Later that day, my one scheduled shoot was of a hike kicking off the Ridges to Rivers Open Space Network (RROSN) Vision Plan. That mouthful basically amounts to a tour of Badger Mountain for media and elected officials to see one of the most-used open spaces in the area. RROSN was providing a shuttle to the top, but I opted to hike along with the group, making frames along the way to show some of the open space:
And since the group's goal is to preserve these spaces from development, I tried to include nearby buildings:
My best shot ended up being near the bottom, when I hustled in front of the group to take advantage of the winding start of the trail, also including nearby development:
I was pretty happy with this, but had already told them I'd hike up, so I went along trying to make better frames, but only getting more photos to include in the gallery. It's not a very strenuous hike, but the windy, sub-freezing conditions definitely made it seem much longer. The RROSN group commended my commitment since no other media outlets even rode the shuttle up, and I figured the shot would run at a decent size. The photo won't knock anybody's socks off, but it had some news value and included some pertinent information, as well as a pleasing line of people in a generally non-visual situation.
Based on this week's theme, you've probably guessed otherwise, but I was surprised and annoyed when I saw that the hiking photo was squished into two columns (about 3.5 inches across) — small enough to make me wonder why the hell I had even bothered trudging up the frigid, windy hill. That boring snap of grass poking up ran nearly as large as my hiking photo. Even more shocking was that my rooftop shot was the main photo of the front page despite the snow's negligible local news impact.
Though the endless online news hole does soften the blow, gallery images run similarly small and even the most-visited photo galleries only get a few hundred visitors, paling in comparison to the 30,000+ copies of the paper we print every day. The reaffirming, sanity-preserving notion that photographers need to shoot for themselves and not worry about what gets published helps me back from the ledge a few more steps than galleries do. But even that theory, extrapolated to a long-term goal, really only means that I hope to work my way into a bigger publication only to have the same things happen on a larger scale.

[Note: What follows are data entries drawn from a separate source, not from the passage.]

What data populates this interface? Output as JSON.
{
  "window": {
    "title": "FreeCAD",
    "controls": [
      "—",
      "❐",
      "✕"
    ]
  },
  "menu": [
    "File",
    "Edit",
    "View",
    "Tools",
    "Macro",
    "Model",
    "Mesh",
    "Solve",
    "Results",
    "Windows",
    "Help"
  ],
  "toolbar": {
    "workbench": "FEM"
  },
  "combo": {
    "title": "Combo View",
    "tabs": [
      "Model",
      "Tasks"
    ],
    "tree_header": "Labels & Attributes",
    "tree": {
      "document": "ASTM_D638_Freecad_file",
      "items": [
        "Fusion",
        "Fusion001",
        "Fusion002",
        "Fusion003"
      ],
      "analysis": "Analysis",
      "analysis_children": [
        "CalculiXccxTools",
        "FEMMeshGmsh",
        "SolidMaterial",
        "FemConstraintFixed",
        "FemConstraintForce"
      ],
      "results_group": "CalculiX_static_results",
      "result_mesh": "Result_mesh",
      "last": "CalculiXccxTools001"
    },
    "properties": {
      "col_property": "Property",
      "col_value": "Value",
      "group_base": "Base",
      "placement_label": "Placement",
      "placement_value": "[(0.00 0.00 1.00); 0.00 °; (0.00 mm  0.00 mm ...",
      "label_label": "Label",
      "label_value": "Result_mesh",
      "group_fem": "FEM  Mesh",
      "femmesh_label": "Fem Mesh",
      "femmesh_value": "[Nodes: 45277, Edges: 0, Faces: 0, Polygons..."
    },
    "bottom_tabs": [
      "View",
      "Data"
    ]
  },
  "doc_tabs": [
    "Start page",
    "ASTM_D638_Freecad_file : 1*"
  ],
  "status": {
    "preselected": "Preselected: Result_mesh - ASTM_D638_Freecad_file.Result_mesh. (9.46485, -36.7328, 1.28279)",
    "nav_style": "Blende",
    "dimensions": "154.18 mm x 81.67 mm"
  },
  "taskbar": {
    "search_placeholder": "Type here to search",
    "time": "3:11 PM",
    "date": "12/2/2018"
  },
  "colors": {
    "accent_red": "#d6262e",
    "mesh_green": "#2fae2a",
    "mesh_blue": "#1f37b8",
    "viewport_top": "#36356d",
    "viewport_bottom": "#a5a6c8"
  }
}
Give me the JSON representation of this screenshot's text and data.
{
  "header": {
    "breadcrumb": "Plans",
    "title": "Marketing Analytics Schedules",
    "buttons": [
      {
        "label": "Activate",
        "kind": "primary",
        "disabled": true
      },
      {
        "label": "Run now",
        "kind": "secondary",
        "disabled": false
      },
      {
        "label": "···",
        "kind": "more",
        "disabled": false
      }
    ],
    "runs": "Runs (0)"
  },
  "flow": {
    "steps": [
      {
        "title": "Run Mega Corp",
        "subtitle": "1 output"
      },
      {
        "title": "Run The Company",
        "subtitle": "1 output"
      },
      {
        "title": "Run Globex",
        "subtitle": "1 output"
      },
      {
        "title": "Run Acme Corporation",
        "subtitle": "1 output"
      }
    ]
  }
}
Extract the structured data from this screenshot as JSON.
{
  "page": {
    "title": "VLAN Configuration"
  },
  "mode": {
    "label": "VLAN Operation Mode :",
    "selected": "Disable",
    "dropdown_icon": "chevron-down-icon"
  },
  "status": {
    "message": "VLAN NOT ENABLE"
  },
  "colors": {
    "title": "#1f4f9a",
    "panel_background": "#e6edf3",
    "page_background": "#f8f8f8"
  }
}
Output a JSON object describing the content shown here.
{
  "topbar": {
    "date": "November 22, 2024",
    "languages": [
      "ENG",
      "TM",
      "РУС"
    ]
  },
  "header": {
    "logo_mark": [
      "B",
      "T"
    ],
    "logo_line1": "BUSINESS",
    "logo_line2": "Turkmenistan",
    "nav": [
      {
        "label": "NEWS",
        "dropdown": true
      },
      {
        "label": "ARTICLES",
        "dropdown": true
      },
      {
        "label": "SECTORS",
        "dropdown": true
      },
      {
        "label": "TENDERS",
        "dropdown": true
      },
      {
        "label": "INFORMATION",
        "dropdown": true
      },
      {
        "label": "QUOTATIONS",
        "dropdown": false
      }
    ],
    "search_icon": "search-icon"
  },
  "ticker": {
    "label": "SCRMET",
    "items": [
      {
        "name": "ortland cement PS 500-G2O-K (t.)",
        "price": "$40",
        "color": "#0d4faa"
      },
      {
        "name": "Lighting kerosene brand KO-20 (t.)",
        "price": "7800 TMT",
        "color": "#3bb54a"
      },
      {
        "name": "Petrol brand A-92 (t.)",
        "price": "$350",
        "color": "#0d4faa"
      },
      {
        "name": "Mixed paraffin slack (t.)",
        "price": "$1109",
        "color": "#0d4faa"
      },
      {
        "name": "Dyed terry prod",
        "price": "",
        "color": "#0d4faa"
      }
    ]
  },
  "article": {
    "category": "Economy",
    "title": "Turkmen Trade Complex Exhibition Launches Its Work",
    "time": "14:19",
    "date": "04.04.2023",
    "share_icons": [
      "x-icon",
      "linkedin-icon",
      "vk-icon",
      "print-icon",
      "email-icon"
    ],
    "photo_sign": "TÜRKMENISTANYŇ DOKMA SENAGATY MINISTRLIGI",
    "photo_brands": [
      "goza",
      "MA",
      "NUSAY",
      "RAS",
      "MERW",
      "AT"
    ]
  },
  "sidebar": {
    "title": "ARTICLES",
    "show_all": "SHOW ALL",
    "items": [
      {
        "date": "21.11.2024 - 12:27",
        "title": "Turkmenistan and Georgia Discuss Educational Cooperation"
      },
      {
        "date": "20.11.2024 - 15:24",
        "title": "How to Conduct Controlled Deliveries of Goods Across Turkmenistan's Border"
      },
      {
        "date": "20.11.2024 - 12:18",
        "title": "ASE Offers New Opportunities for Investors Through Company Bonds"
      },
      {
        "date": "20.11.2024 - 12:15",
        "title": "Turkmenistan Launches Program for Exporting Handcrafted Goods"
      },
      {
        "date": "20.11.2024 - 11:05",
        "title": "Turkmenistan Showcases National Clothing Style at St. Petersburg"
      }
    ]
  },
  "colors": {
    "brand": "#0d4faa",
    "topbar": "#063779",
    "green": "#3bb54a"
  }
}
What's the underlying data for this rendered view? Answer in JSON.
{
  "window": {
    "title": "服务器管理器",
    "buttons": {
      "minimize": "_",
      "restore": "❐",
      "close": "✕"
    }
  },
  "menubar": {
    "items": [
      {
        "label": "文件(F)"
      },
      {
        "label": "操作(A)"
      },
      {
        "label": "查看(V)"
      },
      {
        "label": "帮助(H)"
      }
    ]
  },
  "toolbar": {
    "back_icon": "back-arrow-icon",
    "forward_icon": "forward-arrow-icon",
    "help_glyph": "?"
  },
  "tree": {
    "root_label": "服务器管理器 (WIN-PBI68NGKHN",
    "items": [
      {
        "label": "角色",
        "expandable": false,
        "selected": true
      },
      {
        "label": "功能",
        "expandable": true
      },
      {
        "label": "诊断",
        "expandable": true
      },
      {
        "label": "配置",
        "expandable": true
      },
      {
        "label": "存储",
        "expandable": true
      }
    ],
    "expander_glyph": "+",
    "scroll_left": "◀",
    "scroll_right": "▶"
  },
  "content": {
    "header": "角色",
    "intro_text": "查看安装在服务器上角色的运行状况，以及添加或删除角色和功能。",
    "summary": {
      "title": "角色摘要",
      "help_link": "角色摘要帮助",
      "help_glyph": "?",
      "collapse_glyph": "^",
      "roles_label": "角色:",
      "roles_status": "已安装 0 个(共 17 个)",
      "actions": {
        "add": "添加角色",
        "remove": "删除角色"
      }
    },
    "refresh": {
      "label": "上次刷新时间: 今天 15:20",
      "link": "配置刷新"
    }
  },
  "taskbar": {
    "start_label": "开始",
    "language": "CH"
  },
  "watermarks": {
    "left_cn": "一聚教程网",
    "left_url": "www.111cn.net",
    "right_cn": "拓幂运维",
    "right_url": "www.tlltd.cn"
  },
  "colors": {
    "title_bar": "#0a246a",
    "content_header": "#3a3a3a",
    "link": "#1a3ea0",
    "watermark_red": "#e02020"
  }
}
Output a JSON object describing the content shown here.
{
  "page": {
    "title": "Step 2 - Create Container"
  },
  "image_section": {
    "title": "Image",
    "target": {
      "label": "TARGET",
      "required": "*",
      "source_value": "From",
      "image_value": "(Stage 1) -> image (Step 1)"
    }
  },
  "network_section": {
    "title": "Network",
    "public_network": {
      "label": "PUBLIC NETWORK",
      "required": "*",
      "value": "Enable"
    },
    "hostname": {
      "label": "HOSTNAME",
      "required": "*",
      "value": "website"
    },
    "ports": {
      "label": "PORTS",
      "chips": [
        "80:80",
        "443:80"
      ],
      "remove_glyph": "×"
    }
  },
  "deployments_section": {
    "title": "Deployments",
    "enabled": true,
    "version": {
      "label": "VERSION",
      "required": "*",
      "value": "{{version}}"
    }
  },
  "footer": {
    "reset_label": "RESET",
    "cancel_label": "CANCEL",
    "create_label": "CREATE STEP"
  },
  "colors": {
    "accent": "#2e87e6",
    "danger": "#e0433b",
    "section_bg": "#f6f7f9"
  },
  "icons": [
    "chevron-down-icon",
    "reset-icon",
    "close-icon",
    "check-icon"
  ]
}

True, nobody cares and it doesn't matter how much effort goes into making a photo. The only thing that matters is how successful the photo is on its own. While I still think the hiking photo is more interesting and newsworthy than the rooftops, that's not my call to make.
Still, after only three years on the job, I'm starting to see why so many veteran photographers are such jaded curmudgeons. Covering death and tragedy definitely has a bigger impact, but little things like these have a way of grinding your teeth, gears and motivation.